The author (I have no idea who because The Economist does not carry bylines), goes on to discuss the various causes of the latest democratic recession:
…the worrying thing is that the cause of liberal democracy is not merely suffering political reverses, it is also in intellectual retreat…
there are some obvious reasons why Western governments’ zeal to promote democracy, and the willingness of other countries to listen, have ebbed. In many quarters (including Western ones), the assault on Saddam Hussein’s Iraq, and its bloody aftermath, seemed to confirm people’s suspicion that promoting democracy as an American foreign-policy aim was ill-conceived or plain cynical.
In Afghanistan, the other country where an American-led coalition has been waging war in democracy’s name, the corruption and deviousness of the local political elite, and the flaws of last year’s election, have been an embarrassment. In the Middle East, America’s enthusiasm for promoting democracy took a dip after the Palestinian elections of 2006, which brought Hamas to office…
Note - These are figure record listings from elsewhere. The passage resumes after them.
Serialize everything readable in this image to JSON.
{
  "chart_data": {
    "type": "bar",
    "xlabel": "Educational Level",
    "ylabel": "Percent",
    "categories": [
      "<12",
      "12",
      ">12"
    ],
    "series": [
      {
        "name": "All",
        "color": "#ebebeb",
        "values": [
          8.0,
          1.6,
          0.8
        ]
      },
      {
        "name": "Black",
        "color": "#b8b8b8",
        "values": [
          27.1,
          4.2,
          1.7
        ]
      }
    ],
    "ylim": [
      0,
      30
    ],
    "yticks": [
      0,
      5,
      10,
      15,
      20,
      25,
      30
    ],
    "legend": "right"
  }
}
But perhaps the biggest reason why democracy’s magnetic power has waned is the rise of China – and the belief of its would-be imitators that they too can create a dynamic economy without easing their grip on political power.
The article then makes one of the most concise, clear, and convincing arguments the importance of supporting democracy I have read in a long time. It methodically addresses all of the criticisms leveled against democracy and shows why they are wrong.
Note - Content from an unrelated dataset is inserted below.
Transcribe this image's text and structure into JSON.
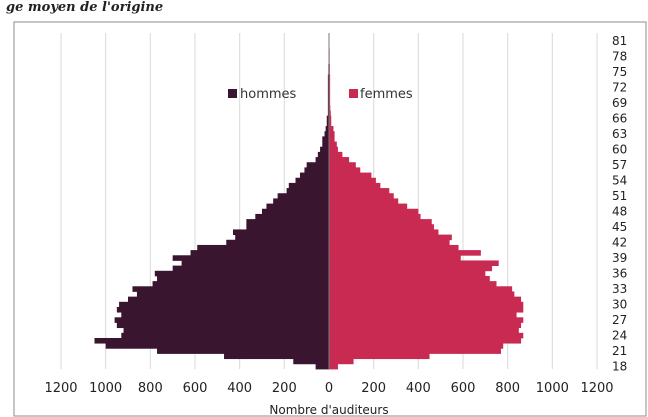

So how does the case in defence of democracy stand up these days?…Democracy may not yield perfect policies, but it ought to guard against all manner of ills, ranging from outright tyranny (towards which a “mild” authoritarian can always slide) to larceny at the public expense.
… all but two of the 30 least corrupt countries in the world are democracies… Autocracies tend to occupy much higher rankings on the corruption scale…
What about the argument that economic development, at least in its early stages, is best pursued under a benign despot?…For every economically successful East Asian (former) autocracy like Taiwan or South Korea, there is an Egypt or a Cameroon (or indeed a North Korea or a Myanmar) which is both harsh and sluggish…
Believers in democracy as an engine of progress often make the point that a climate of freedom is most needed in a knowledge-based economy..It is surely no accident that every economy in the top 25 of the Global Innovation Index is a democracy, except semi-democratic Singapore and Hong Kong.
China, which comes 27th in this table, is often cited as a vast exception to this rule…The determination of China’s authorities to impose their own terms on the information revolution was highlighted this week when Google, the search engine, said it might pull out of China after a cyber-attack that targeted human-rights activists…
Admirers of China’s iron hand may conclude that it can manage well without the likes of Google…But in the medium term, the mentality that insists on hobbling search engines will surely act as a break on creative endeavour…
What about the argument that autocracy creates a modicum of stability without which growth is impossible?…On the State Fragility Index…democracies tend to do much better than autocracies…
At the very least, a culture of compromise – coupled with greater accountability and limits on state power – means that democracies are better able to avoid catastrophic mistakes, or criminal cruelty. Bloody nightmares that cost tens of millions of lives, like China’s Great Leap Forward or the Soviet Union’s forced collectivisation programme, were made possible by the concentration of power in a small group of people who faced no restraint.
Liberal democratic governments can make all manner of blunders, but they are less likely to commit mass murder autocracies may be faster and bolder. They are also more accident-prone.
For all its frustrations, open and accountable government tends in the long run to produce better policies…Above all, elections make the transfer of power legitimate and smooth. Tyrannies may look stable under one strongman; but they can slide into instability, even bloody chaos, if a transition goes awry. Free elections also mean that policy mistakes, even bad ones, are more quickly corrected…
I often describe democracy assistance as a harm reduction strategy. This is a crucially important point that the development first crowd does not seem to understand.